טכניון מכון טכנולוגי לישראל
הטכניון מכון טכנולוגי לישראל - בית הספר ללימודי מוסמכים  
M.Sc Thesis
M.Sc StudentOved Izchak
SubjectThe Interaction between Workloads and Micro Architecture
in Highly-Parallel Chip Multi-Processors
DepartmentDepartment of Electrical Engineering
Supervisors Professor Emeritus Weiser Uri
Full Professor Keidar Idit
Professor Emeritus Kolodny Avinoam
Full Thesis textFull thesis text - English Version


Abstract

Highly parallel architectures, such as GPUs or CPUs with vector instructions, require a lot of code tuning to achieve high utilization, i.e., in the order of the theoretical maximum performance. One of the main reasons is that due to technological limitations (e.g., power consumption, power density, availability of instruction level parallelism) highly parallel architectures trade off single-instructions-stream performance for maximum raw-performance. This puts a burden on the workload to provide enough parallelism to keep the architectural resources busy. While some workloads are inherently highly parallel (such as what is known as embarrassingly parallel), many interesting, compute-intensive workloads (animation, pattern recognition, ray-tracing) become harder to parallelize as the parallelism degree increases.

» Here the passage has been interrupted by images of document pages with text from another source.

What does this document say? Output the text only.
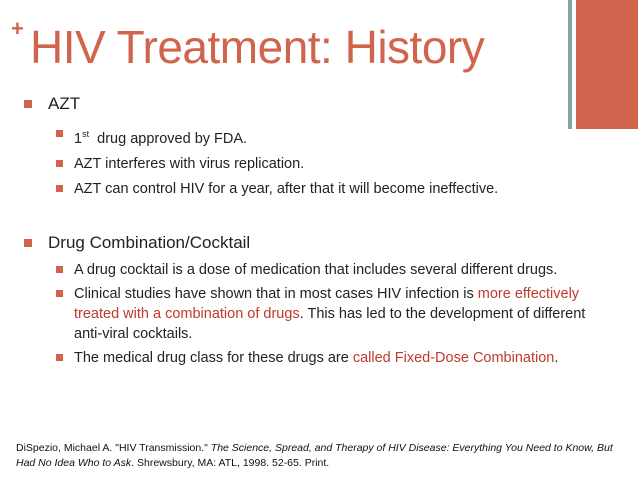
+ HIV Treatment: History

AZT

1st  drug approved by FDA.

AZT interferes with virus replication.

AZT can control HIV for a year, after that it will become ineffective.

Drug Combination/Cocktail

A drug cocktail is a dose of medication that includes several different drugs.

Clinical studies have shown that in most cases HIV infection is more effectively treated with a combination of drugs. This has led to the development of different anti-viral cocktails.

The medical drug class for these drugs are called Fixed-Dose Combination.

DiSpezio, Michael A. "HIV Transmission." The Science, Spread, and Therapy of HIV Disease: Everything You Need to Know, But Had No Idea Who to Ask. Shrewsbury, MA: ATL, 1998. 52-65. Print.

In this research we developed a simulator for highly parallel architectures (up to 2048 cores) that can simulate existing parallel benchmarks (any benchmark that runs on the Linux platform) and we use it to study a suite of interesting parallel workloads, the Parsec benchmark suite.

We characterize parallelism scalability of each benchmark, namely how the performance scales with the scaling of the architecture’s parallelism (core count without overhead).

We study another aspect of the Parsec benchmark suite -- shared cache performance (miss-rate) when running with high parallelism degree. We compare the actual performance to an analytical model proposed in the literature.